# New head swaps from Chapterhouse and Pig Iron



## Midge913 (Oct 21, 2010)

Chapter House Stuidos has released a set of Spartan Head Swaps for 28mm miniatures










Not the best looking but the are cheap. I can't tell how much of this is sculpting issues or painting issues.

Pig Iron however has released a preview of some pretty cool looking set of System Trooper Heads:










Just wanted to throw these out there for you kit basing junkies.


----------



## normtheunsavoury (Mar 20, 2008)

I think they are fairly dodgy sculpts to start with but the paint job is god awful!


----------



## Red Corsairs (Jun 8, 2008)

The system troopers heads aren't very good in my opinion but those first ones could look great in a custom 'Spartan' based SM army. Nice find.


----------



## Djinn24 (Jan 12, 2008)

What shit paint jobs.


----------



## Midge913 (Oct 21, 2010)

I have noticed that recently. There are a lot of companies putting out new products with horrible paint jobs as their official look. It really does detract from the overall appearance and appeal of the piece.


----------



## bitsandkits (Mar 18, 2008)

the thing that annoys me the most about the alternate heads is that its always 5 different heads, i quite like uniformity, make one good helmet and sell multiples of it or if you do five designs sell them in singles rather than a set. the chapter house ones i would buy number 2 and number 5 (left to right) but 1,3 and 4 are not very good, 4 looks like a friday afternoon 2 pints and a pub lunch effort.

the pig iron stuff reminds me of zoids ?? number one looks ok 2 and 3 not so much(top to bottom)
i think number one would look good for a alternate for tau.


----------



## GrizBe (May 12, 2010)

I noticed that Chapterhouse is still advertising the spartan heads as being for Space Marines despite currently being sued.... :laugh:

I don't like the Pig Iron heads at all, and the Sparten heads, only the second ones any good... the paintjobs don't sell them either.


----------



## Midge913 (Oct 21, 2010)

GrizBe said:


> I noticed that Chapterhouse is still advertising the spartan heads as being for Space Marines despite currently being sued.... :laugh:
> 
> I don't like the Pig Iron heads at all, and the Sparten heads, only the second ones any good... the paintjobs don't sell them either.

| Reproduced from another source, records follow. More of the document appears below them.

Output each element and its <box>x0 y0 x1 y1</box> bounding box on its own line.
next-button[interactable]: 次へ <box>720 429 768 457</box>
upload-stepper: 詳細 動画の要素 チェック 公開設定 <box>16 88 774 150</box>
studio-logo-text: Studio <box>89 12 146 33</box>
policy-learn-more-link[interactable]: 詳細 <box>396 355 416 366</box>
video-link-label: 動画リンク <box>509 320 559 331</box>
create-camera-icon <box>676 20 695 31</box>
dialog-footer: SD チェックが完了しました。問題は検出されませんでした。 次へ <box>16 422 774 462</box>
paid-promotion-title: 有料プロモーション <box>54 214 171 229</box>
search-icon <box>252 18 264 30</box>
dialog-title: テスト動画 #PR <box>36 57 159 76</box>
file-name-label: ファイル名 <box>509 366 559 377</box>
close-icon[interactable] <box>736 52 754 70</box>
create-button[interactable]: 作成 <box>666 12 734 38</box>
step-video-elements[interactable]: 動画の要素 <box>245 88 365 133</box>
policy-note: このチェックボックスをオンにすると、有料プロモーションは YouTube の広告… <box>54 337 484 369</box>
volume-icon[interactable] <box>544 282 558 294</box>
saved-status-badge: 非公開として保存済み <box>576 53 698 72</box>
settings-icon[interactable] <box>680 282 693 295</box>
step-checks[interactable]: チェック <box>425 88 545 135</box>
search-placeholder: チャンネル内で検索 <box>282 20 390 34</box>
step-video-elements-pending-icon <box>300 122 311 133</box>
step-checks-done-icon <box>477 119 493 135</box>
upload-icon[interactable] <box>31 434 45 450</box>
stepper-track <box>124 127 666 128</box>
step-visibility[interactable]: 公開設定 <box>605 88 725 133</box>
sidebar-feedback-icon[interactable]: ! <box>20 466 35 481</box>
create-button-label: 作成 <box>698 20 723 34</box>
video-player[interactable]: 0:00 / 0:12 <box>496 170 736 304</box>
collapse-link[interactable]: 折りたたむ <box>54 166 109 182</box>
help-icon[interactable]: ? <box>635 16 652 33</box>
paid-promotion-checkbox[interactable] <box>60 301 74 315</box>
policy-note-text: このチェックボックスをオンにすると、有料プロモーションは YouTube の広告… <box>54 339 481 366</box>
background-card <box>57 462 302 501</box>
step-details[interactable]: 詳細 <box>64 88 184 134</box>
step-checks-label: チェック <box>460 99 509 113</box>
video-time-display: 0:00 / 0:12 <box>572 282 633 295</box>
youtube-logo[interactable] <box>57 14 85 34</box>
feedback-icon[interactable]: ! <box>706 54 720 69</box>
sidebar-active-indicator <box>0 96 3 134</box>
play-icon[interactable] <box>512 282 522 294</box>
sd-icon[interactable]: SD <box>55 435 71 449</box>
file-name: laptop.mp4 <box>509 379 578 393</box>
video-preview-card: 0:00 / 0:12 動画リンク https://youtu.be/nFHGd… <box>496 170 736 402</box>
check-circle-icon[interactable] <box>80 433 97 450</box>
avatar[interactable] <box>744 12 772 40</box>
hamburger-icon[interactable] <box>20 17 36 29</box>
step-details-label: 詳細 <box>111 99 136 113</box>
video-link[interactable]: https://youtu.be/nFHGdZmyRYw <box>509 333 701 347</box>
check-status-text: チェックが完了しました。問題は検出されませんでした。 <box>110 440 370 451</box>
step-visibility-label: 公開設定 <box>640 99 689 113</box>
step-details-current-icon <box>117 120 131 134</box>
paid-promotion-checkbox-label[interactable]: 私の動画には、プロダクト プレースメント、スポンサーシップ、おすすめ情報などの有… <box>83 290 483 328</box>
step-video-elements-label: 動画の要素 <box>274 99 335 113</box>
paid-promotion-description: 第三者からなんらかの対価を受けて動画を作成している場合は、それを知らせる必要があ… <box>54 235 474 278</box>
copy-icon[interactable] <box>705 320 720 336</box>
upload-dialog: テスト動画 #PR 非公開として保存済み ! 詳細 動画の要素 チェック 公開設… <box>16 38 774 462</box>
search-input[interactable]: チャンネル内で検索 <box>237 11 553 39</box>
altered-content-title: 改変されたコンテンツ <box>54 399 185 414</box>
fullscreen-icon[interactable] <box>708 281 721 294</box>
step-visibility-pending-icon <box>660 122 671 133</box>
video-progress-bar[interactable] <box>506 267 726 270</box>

Well no one can say they don't have moxy......


----------



## Djinn24 (Jan 12, 2008)

I am curious to see who wins that one. As much as the owner seems to be a self ritious prick I would not mind seeing him stick it to GW.


----------



## Midge913 (Oct 21, 2010)

no doubt it would be nice


----------



## neilbatte (Jan 2, 2008)

Midge913 said:


> I have noticed that recently. There are a lot of companies putting out new products with horrible paint jobs as their official look. It really does detract from the overall appearance and appeal of the piece.


Yeah Games Workshop for one


----------



## GrizBe (May 12, 2010)

Midge913 said:


> I have noticed that recently. There are a lot of companies putting out new products with horrible paint jobs as their official look. It really does detract from the overall appearance and appeal of the piece.


Thinking about it... maybe its because so many players have horrible painting skills and they want them to still think they have something plausable to aspire to?


----------



## gen.ahab (Dec 22, 2009)

Midge913 said:


> I have noticed that recently. There are a lot of companies putting out new products with horrible paint jobs as their official look. It really does detract from the overall appearance and appeal of the piece.


Especially whe the sculpts suck to begin with.


----------



## ChaosRedCorsairLord (Apr 17, 2009)

>


I actually quite like the 2nd head. It would be great for a chaos lord conversion. The others are a little disappointing.



>


I really like these heads, I'm seeing some interesting storm trooper conversions.


----------



## 5tonsledge (May 31, 2010)

the top and bottom of the system trooper helms look cool, but the molds must be bad because they look slanted


----------